Dalla redingote (abito maschile elegante) alla giacca, dai corsetti alle linee morbide dei tailleur femminili, dal cilindro alla bombetta, il percorso espositivo sarà un viaggio nel tempo per ritrovare il volto antico, e poi sempre più moderno, che si insinua nelle singole storie famigliari, personali e sociali, a testimoniare dei modi, non solo estetici ma morali e civili, con cui il vivere quotidiano affrontò ben due guerre mondiali e una dittatura fino al sorgere della Repubblica.

Il racconto della moda che negli anni è diventata costume sociale

Si inizierà con le fotografie dell”800: signori in cilindro e signorine chiuse in abiti dallo stretto corsetto; per gli uomini capelli e baffi alla Vittorio Emanuele II e donne riproducono le acconciature ricercate della Principessa Sissi.

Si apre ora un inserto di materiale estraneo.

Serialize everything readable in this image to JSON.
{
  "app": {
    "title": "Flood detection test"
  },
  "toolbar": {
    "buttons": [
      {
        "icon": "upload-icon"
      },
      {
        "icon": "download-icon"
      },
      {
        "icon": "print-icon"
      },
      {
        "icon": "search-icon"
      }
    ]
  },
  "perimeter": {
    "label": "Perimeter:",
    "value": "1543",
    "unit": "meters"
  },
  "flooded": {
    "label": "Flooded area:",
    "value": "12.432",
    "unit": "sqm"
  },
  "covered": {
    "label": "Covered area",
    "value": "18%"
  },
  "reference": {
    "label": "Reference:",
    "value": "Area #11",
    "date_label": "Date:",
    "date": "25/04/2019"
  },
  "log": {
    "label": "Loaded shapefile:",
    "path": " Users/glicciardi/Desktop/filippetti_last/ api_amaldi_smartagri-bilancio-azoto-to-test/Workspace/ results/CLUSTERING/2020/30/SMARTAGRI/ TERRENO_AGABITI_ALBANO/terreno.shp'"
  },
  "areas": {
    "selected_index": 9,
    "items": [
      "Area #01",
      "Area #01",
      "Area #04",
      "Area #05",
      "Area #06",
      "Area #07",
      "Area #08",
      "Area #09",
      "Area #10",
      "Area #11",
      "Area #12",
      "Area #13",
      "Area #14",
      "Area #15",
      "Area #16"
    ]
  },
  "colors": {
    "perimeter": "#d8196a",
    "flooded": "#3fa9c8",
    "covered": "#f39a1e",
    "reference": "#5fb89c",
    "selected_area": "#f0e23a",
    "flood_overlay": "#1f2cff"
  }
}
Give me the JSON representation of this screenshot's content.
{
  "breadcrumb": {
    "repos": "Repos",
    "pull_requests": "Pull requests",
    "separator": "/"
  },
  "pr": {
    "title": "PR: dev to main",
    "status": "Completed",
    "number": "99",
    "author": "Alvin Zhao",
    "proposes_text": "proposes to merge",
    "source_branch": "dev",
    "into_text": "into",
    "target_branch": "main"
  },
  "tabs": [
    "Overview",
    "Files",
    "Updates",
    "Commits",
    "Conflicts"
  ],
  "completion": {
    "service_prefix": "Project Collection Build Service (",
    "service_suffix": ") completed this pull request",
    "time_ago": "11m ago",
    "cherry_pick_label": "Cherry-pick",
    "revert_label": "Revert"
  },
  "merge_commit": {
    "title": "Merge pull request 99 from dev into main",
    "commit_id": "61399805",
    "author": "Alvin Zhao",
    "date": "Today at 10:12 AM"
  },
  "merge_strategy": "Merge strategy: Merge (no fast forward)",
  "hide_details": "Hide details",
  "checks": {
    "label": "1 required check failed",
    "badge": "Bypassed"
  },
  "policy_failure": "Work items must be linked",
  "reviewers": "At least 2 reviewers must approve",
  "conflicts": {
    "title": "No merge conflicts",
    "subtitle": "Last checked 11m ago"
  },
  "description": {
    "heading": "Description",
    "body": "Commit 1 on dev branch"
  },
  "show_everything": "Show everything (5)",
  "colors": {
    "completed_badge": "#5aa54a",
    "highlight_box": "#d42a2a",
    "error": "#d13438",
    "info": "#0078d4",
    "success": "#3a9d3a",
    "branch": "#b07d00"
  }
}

Con il ‘900, tutto muta, e mentre gli abiti maschili riscoprono i colori tenui per le stagioni più calde, le donne scelgono vestiti meno invadenti, che arrivano a svelare le caviglie. E anche i capelli si fanno più corti. Così si arriva alle mode degli anni del Ventennio, dove modelli di apparente proto femminismo della buona società si confrontano con la praticità degli abiti maschili. È con gli anni del secondo dopoguerra che l’abbigliamento maschile e femminile dividono le loro strade. E se gli uomini ancora non abbandonano, nell’impresa della ricostruzione, giacca e cravatta, le donne indossano abiti sempre più pratici e accorciati, individuando nel tailleur il modello e segno della crescente richiesta del riconoscimento di una completa pari dignità con l’altro sesso.